Aunque el tiempo de carnaval y la cuaresma ya pasaron, queremos recordar hoy una costumbre recientemente recuperada que se ha reintroducido en el calendario festivo de nuestro vecino pueblo de Miedes de Atienza. Un ejemplo a seguir. Lo hacemos de la mano de su cronista oficial, investigador e impulsor de esta costumbre, en colaboración con la asociación cultural del pueblo.
Miedes se encuentra enclavado en los confines de la provincia de Guadalajara, más concretamente en la Sierra Norte, al limite con la provincia de Soria.
Por su término transcurre el río Cañamares que riega una rica dehesa, la Respenda, y sus terrazas fluviales, donde predominan las areniscas triásicas, han servido de refugio a la gente de la prehistoria. De ello nos da pista las múltiples cuevas y tumbas excavadas en la roca.

Además, aparte de las cuevas, que fueron reutilizadas en la Edad del Hierro, existen unos petroglifos antropomorfos datados en la Edad del Bronce.
El origen de Miedes es muy antiguo, y ya en el cercano cerro del Castillo es posible que hubiera un castro perteneciente a la cultura celtíbera, los Arévacos, donde posteriormente se alzó una fortaleza Alto Medieval. Esto fue debido a su posición estratégica en tiempos de Reconquista, cuando las cabalgadas cristianas entraban por estos valles para profundizar y desolar el valle del Henares. Miedes aparece en el cantar del Mio Cid:
“Al día siguiente de mañana se disponen a cabalgar;
Solo ese día tienen de plazo, sabed que no más.
a la sierra de Miedes iban a descansar.
Aún era de día no se había puesto el sol.”
Posteriormente, pasó a formar parte del común de villa y tierra de Atienza, hasta que en el siglo XIV fue donada al primer señor de Miedes, Iñigo López de Orozco, pasando a ser cabeza de un próspero señorío que en poco tiempo cayó en manos de la poderosa familia Mendoza, en la cual estuvo hasta la abolición de los señoríos en 1837.

Fachada del Ayuntamiento
Al calor de esta poderosa familia llegaron hidalgos que levantaron grandes casas con escudos nobiliarios. En Miedes se fundó una cátedra de gramática, tuvo hospital y una casa donde habitaba un familiar de la Santa Inquisición. Resumiendo, podemos decir que Miedes es un pueblo cargado de historia, pero también es un pueblo que atesora una rica etnografía y muestra de ello es el festejo de los Ojojó.
Este curioso festejo queda enmarcado en Carnavales, desaparecido en la década de los 70, siendo recuperado en 2025 por la Asociación Cultural Sierra de Pela. Ya en 1979 fue documentado por José Ramón López de los Mozos. Gracias a este etnógrafo y a los testimonios de la gente mayor del pueblo se ha podido volver a revivir estos personajes.

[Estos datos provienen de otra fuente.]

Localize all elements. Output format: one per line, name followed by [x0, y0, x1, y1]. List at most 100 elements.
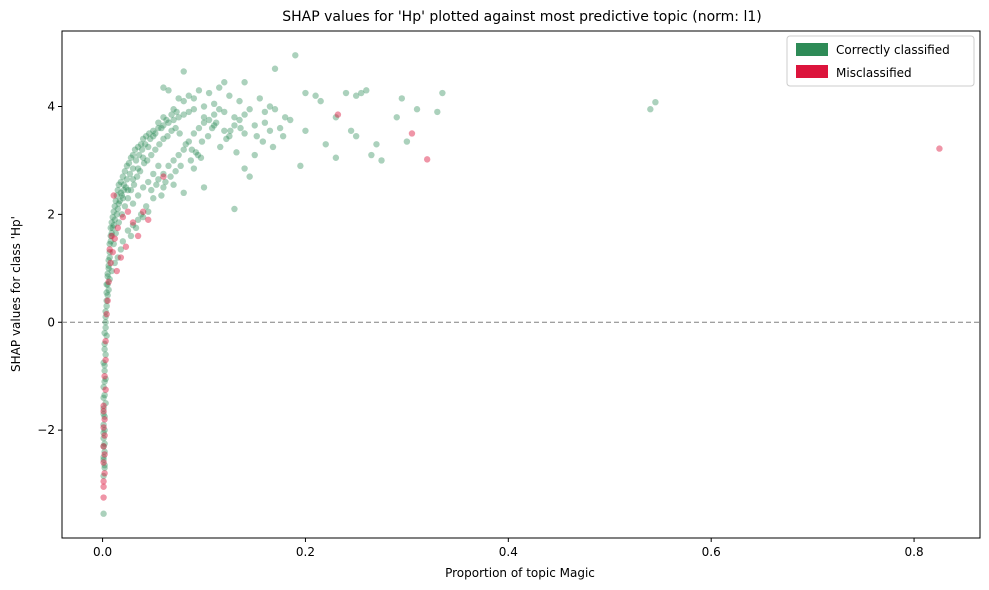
scatter-point	[119, 213, 127, 221]
scatter-point	[160, 122, 167, 129]
scatter-point	[124, 208, 132, 215]
scatter-point	[236, 116, 243, 124]
scatter-point	[185, 108, 192, 116]
scatter-point	[119, 238, 127, 245]
scatter-point	[106, 240, 113, 248]
scatter-point	[398, 95, 406, 102]
scatter-point	[408, 130, 416, 137]
scatter-point	[170, 181, 177, 188]
scatter-point	[145, 178, 152, 186]
scatter-point	[231, 114, 238, 121]
scatter-point	[158, 124, 165, 132]
scatter-point	[100, 472, 107, 480]
scatter-point	[122, 243, 130, 250]
scatter-point	[103, 281, 110, 288]
scatter-point	[279, 132, 287, 140]
scatter-point	[175, 151, 182, 159]
plot-frame	[61, 30, 981, 539]
scatter-point	[111, 203, 118, 210]
scatter-point	[185, 138, 192, 145]
scatter-point	[153, 181, 160, 188]
scatter-point	[393, 114, 400, 121]
scatter-point	[226, 132, 233, 140]
scatter-point	[271, 106, 279, 113]
scatter-point	[134, 232, 142, 240]
scatter-point	[652, 98, 659, 106]
series-correctly-classified	[100, 52, 659, 517]
scatter-point	[141, 141, 149, 148]
scatter-point	[145, 208, 152, 215]
scatter-point	[168, 127, 175, 134]
scatter-point	[100, 494, 107, 501]
scatter-point	[105, 257, 112, 264]
scatter-point	[120, 186, 128, 194]
scatter-point	[110, 192, 117, 199]
scatter-point	[129, 221, 137, 229]
scatter-point	[190, 130, 198, 137]
scatter-point	[102, 313, 109, 321]
scatter-point	[117, 254, 125, 261]
scatter-point	[287, 116, 294, 124]
scatter-point	[101, 391, 108, 399]
scatter-point	[246, 106, 253, 113]
scatter-point	[182, 141, 189, 148]
scatter-point	[111, 216, 118, 223]
scatter-point	[129, 219, 137, 226]
scatter-point	[100, 483, 107, 490]
y-tick-label: 0	[47, 315, 55, 329]
scatter-point	[105, 278, 112, 286]
scatter-point	[113, 192, 120, 199]
scatter-point	[101, 464, 108, 472]
scatter-point	[204, 132, 212, 140]
scatter-point	[187, 157, 195, 164]
scatter-point	[266, 103, 274, 110]
legend-label-misclassified: Misclassified	[836, 66, 912, 80]
scatter-point	[129, 176, 137, 183]
scatter-point	[237, 124, 244, 132]
scatter-point	[170, 106, 177, 113]
scatter-point	[227, 127, 234, 134]
scatter-point	[200, 114, 208, 121]
scatter-point	[363, 87, 370, 94]
x-tick-label: 0.2	[296, 545, 315, 559]
scatter-point	[101, 362, 108, 369]
scatter-point	[180, 111, 187, 118]
scatter-point	[403, 138, 411, 145]
scatter-point	[100, 435, 107, 442]
scatter-point	[114, 186, 121, 194]
scatter-point	[160, 114, 167, 121]
scatter-point	[160, 170, 167, 178]
scatter-point	[103, 289, 110, 296]
scatter-point	[100, 410, 107, 418]
scatter-point	[110, 240, 117, 248]
plot-area: 0.0 0.2 0.4 0.6 0.8 −2 0 2 4	[37, 30, 981, 559]
scatter-point	[132, 157, 140, 164]
scatter-point	[103, 297, 110, 304]
scatter-point	[172, 124, 179, 132]
chart-title: SHAP values for 'Hp' plotted against mos…	[282, 9, 761, 25]
scatter-point	[139, 184, 147, 191]
scatter-point	[115, 200, 123, 207]
scatter-point	[190, 165, 198, 172]
scatter-point	[102, 337, 109, 345]
scatter-point	[102, 351, 109, 358]
scatter-point	[185, 92, 192, 99]
scatter-point	[150, 170, 157, 178]
scatter-point	[266, 127, 274, 134]
scatter-point	[100, 510, 107, 517]
scatter-point	[103, 332, 110, 339]
scatter-point	[105, 262, 112, 269]
scatter-point	[358, 89, 365, 97]
scatter-point	[127, 186, 135, 194]
scatter-point	[261, 108, 269, 116]
scatter-point	[936, 145, 943, 152]
scatter-point	[100, 443, 107, 450]
scatter-point	[100, 402, 107, 410]
scatter-point	[423, 156, 431, 163]
scatter-point	[106, 246, 113, 253]
scatter-point	[150, 132, 157, 140]
scatter-point	[144, 157, 151, 164]
scatter-point	[221, 79, 228, 86]
scatter-point	[145, 216, 152, 223]
scatter-point	[160, 84, 167, 91]
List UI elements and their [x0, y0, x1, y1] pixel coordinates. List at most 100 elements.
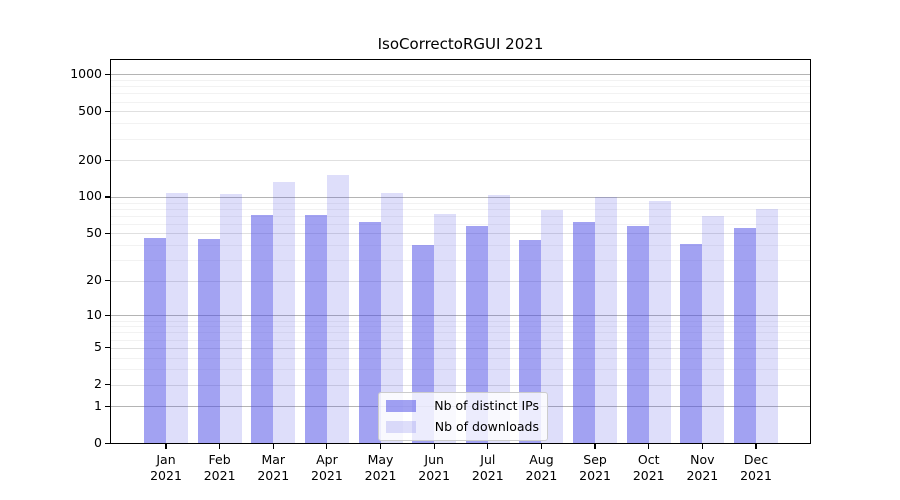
x-tick-mark	[219, 443, 221, 449]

Salen los Ojojós de Miedes
Hoy día el festejo se celebra el segundo sábado de marzo, por motivos de afluencia de gente, y se han añadido algunos elementos que enriquecen el festejo y la puesta en escena. En la plaza, cuando el sol se encuentra en el umbral del horizonte, se enciende una pila de leña que arde mientras unos gaiteros amenizan a la gente que se concentra para ser testigos de lo misterioso. A las 20:00 los Ojojó, dos personas con antiguos atuendos se visten de viejo y vieja, tiznándose de negro la cara y las manos, junto a las vaquillas, que visten un calzón blanco, albarcas, portan unas amugas con cuernos, cara blanca y ataviadas con unos cencerros, descienden desde lo alto del palomar, el cerro del Castillo, hasta llegar a la plaza.

Torre y castillo
El retumbar de los cencerros anuncian la llega de estos seres que parecen salidos de ultratumba. Su cometido es tiznar de negro con el hollín preparado previamente y que se encuentra en una sartén que porta la vieja. Aparte de tiznar de negro, otro de sus cometidos es sacar a bailar a los asistentes al festejo. Las vaquillas envisten, se reparte caldo y comienza una ronda por el pueblo, en la cual las travesuras de las Vaquillas y los Ojojó continúan. Después se cena en la plaza y se baila hasta bien entrada la noche.

He de decir que estos festejos invernales, de tiempos de carnestolendas, es posible que tengan características que los retrotraen a tiempos remotos, pudiendo estar asociados a culturas de tipo animista, a cambios estacionales. Sus orígenes son complejos y el que asiste a estos festejos queda prendado de un halo de misterio que los hace atractivos. Debemos de conservar el folclore, el habla del pueblo, el habla de la tierra.